The members of this Sunni coalition are varied. Some of them are moderate, with democratic credentials. Some are extremely anti-American – Arab nationalists and Islamists who have openly sympathized with the insurgency. The Bush administration is adamant that it “will not negotiate with terrorists” – and will not condone the Iraqi authorities doing so either. But in conditions approximating civil war, you are not going to find many Mother Teresas. You negotiate with agents and sympathizers of violence who decide that they are ready to take a different path.
The Sunni coalition leaders have said that if the voting is postponed and their concerns are addressed, they will call on their followers to participate in the rescheduled elections. Otherwise, they are committed to a boycott, which in the existing climate of violence and fear would likely depress voter turnout to minuscule levels in their provinces.
While Prime Minister Ayad Allawi last week reiterated the call for keeping the elections on schedule, an ever-growing group of Iraqis is now coming to recognize that they must be postponed. This includes two respected Sunni politicians who were members of the Iraqi Governing Council: Adnan Pachachi, who led the drafting of Iraq’s liberal interim constitution, and the moderate Islamist politician Mohsen Abdul Hameed. The advocates of postponement now also include an overwhelming majority of Iraq’s 33 ministers, and last week President Ghazi al-Yawar discussed having the United Nations reassess whether elections should be held.
What is needed now is for all of Iraq’s social and political stakeholders to sit down and talk. The outlines of a compromise are visible. The Sunnis could get a one-time postponement of the vote, an electoral system based substantially on provincial districts, and certain other political and administrative reforms. The leading Shiites, who have drawn together into the United Iraqi Alliance and seem set to win an election no matter when it is held or under what system, could get a commitment on the part of the Sunni opposition groups to end the electoral boycott and to work to reduce the violence, and thus to create a political situation in which their victory will be worth having.

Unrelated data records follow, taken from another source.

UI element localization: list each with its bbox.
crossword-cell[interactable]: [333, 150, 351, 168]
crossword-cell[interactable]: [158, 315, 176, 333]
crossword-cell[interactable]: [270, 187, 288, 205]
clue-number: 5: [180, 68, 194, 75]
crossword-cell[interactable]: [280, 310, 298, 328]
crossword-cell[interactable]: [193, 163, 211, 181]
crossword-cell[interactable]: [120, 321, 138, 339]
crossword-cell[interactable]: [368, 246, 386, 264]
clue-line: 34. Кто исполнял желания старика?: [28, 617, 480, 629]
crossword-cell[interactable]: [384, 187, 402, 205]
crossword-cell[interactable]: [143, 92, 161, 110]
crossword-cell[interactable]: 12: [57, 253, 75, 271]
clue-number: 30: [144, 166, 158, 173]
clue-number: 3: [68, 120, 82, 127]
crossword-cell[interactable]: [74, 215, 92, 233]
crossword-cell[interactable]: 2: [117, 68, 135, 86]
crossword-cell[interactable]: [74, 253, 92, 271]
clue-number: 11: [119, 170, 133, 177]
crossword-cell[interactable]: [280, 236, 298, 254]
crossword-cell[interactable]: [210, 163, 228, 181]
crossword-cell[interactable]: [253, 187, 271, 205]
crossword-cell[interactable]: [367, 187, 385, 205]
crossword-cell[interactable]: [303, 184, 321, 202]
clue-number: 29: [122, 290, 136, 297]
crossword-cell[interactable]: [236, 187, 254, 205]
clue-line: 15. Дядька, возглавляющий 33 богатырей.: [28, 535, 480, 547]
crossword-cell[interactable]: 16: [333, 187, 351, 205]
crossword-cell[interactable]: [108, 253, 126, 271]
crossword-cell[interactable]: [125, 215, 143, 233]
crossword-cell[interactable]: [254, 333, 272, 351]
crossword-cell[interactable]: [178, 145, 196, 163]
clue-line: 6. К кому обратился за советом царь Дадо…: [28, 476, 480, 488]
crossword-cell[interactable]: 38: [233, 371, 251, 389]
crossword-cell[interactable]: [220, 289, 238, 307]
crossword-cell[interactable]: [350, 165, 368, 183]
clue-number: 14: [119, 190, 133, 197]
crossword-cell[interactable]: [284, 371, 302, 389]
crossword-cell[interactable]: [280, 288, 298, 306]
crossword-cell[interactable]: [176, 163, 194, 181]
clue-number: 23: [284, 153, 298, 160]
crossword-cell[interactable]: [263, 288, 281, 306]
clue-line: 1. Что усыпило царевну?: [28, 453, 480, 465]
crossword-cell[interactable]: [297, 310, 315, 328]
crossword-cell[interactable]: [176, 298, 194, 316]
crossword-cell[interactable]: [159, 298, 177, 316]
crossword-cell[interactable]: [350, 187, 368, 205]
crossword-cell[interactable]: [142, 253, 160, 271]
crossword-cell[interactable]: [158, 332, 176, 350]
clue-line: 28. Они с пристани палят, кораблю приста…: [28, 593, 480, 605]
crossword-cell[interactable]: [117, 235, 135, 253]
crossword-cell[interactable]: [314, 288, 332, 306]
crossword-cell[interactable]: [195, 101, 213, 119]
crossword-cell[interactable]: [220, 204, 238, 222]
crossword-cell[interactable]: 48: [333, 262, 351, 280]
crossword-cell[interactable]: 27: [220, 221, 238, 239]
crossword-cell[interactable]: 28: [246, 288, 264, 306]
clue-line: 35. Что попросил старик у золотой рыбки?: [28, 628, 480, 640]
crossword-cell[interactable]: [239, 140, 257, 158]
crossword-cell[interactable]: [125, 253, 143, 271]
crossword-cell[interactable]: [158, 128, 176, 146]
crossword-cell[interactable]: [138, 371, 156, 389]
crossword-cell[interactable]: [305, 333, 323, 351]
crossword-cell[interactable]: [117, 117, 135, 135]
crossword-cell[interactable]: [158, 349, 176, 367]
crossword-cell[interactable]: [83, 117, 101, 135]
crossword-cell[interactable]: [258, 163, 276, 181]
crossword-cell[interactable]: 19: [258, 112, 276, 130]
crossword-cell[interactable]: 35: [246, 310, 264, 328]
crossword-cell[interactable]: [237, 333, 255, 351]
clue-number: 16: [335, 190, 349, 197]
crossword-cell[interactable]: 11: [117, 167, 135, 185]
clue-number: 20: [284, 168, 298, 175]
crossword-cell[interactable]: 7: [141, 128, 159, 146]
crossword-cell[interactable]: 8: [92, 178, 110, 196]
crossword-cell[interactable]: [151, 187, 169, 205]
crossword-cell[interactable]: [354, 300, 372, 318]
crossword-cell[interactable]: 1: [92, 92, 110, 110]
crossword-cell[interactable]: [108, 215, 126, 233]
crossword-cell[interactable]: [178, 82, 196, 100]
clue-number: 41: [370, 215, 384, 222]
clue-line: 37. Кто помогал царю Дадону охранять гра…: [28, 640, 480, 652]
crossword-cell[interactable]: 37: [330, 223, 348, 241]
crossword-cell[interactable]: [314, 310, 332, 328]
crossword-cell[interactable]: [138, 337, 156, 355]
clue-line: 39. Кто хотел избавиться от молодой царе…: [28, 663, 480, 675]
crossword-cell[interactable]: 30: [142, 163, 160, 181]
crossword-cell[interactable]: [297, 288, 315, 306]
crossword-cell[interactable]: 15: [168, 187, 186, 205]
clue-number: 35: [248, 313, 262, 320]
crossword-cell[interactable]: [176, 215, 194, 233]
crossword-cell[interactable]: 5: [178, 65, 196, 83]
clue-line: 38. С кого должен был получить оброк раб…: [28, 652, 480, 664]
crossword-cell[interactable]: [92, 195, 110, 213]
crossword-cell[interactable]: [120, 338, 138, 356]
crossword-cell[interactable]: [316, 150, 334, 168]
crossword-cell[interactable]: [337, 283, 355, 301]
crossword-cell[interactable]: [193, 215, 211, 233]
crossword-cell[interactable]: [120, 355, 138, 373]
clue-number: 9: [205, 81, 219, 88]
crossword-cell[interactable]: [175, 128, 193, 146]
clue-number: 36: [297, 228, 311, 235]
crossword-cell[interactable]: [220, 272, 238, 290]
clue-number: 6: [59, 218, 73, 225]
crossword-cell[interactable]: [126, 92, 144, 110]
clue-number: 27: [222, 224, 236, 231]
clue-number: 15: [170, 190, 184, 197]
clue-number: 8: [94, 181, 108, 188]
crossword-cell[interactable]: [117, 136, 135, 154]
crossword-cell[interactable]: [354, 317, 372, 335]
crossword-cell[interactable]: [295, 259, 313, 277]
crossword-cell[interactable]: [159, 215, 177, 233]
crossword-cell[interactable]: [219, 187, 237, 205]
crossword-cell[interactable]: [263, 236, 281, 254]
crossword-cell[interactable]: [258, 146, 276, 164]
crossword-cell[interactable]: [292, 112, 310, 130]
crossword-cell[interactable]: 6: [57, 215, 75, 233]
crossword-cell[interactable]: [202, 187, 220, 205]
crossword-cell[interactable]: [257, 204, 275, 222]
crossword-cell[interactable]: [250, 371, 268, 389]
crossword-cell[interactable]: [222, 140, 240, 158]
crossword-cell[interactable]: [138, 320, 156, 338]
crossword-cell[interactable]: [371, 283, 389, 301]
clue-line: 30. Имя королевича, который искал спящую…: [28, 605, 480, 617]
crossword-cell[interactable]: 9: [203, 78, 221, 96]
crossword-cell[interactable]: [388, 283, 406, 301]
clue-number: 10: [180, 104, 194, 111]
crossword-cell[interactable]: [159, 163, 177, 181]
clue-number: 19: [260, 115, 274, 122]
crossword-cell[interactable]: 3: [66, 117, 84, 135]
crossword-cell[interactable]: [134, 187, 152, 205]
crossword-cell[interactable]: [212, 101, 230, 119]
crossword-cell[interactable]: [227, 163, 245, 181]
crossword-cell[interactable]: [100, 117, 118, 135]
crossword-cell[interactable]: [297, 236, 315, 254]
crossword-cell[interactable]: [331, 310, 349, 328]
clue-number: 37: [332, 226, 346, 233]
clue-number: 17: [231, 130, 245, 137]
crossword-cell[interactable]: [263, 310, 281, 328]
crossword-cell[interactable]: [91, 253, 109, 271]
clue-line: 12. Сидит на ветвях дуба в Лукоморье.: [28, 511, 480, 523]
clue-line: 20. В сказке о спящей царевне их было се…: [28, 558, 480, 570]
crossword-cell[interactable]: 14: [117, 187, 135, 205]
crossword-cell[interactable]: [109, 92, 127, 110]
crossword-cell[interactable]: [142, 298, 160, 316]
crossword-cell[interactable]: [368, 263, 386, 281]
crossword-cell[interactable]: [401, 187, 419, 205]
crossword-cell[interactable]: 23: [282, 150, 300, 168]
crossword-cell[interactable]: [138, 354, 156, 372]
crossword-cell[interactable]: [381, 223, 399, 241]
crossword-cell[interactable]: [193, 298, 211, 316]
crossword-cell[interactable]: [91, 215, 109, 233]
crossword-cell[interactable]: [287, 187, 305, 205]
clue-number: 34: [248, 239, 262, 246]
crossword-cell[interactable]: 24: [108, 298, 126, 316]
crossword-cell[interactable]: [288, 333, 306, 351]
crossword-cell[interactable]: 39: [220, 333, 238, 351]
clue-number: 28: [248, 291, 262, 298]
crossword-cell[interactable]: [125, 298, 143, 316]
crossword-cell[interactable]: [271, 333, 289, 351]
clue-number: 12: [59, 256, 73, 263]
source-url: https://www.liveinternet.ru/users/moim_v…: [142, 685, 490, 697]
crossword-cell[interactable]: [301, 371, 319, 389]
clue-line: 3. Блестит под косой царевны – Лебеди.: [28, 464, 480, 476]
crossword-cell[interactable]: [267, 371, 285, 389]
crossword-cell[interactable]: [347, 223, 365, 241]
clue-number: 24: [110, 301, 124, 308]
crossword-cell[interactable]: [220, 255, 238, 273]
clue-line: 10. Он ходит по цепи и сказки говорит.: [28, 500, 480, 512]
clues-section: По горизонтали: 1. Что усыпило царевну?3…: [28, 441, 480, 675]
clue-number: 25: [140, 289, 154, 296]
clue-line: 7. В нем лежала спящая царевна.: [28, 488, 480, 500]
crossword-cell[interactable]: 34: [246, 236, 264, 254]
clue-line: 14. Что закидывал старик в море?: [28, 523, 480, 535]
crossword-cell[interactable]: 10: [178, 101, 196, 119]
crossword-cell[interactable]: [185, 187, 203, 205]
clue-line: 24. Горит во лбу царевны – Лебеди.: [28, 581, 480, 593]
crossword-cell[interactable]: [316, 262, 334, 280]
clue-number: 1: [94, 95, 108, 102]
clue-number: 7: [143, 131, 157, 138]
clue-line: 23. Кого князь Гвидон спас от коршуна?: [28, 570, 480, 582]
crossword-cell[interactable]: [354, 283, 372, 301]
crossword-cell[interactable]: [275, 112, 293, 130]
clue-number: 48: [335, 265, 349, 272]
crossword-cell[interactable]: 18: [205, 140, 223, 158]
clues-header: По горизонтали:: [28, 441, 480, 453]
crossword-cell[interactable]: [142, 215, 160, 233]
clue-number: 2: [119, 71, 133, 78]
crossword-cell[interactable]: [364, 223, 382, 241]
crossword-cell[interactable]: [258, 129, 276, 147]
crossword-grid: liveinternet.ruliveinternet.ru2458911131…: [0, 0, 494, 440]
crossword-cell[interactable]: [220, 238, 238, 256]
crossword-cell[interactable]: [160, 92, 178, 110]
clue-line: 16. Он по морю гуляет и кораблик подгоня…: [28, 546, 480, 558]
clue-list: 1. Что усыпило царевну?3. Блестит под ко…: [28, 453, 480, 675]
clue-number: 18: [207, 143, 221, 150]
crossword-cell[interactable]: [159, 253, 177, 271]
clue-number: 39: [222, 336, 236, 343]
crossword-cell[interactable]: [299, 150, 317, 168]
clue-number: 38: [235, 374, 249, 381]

In crises, democracy is not forged through a sudden moral conversion of warring parties to principles of freedom and the rule of law. Rather, bitter antagonists come to see a democratic accommodation as their second-best option – worse than the domination they would prefer, but better than the mutual destruction that they risk through continued strife.
In the coming days, Iraqi political and social leaders have the opportunity to reach across their lines of division and begin to forge such a historic compromise. It is in America’s interest to urge them to do so. If, instead, they plunge forward with elections that leave one section of the country excluded and embittered, we will all be the losers.
Larry Diamond, a senior fellow at the Hoover Institution and an editor of The Journal of Democracy, was an adviser to the Coalition Provisional Authority in Baghdad from January 2004 to April 2004.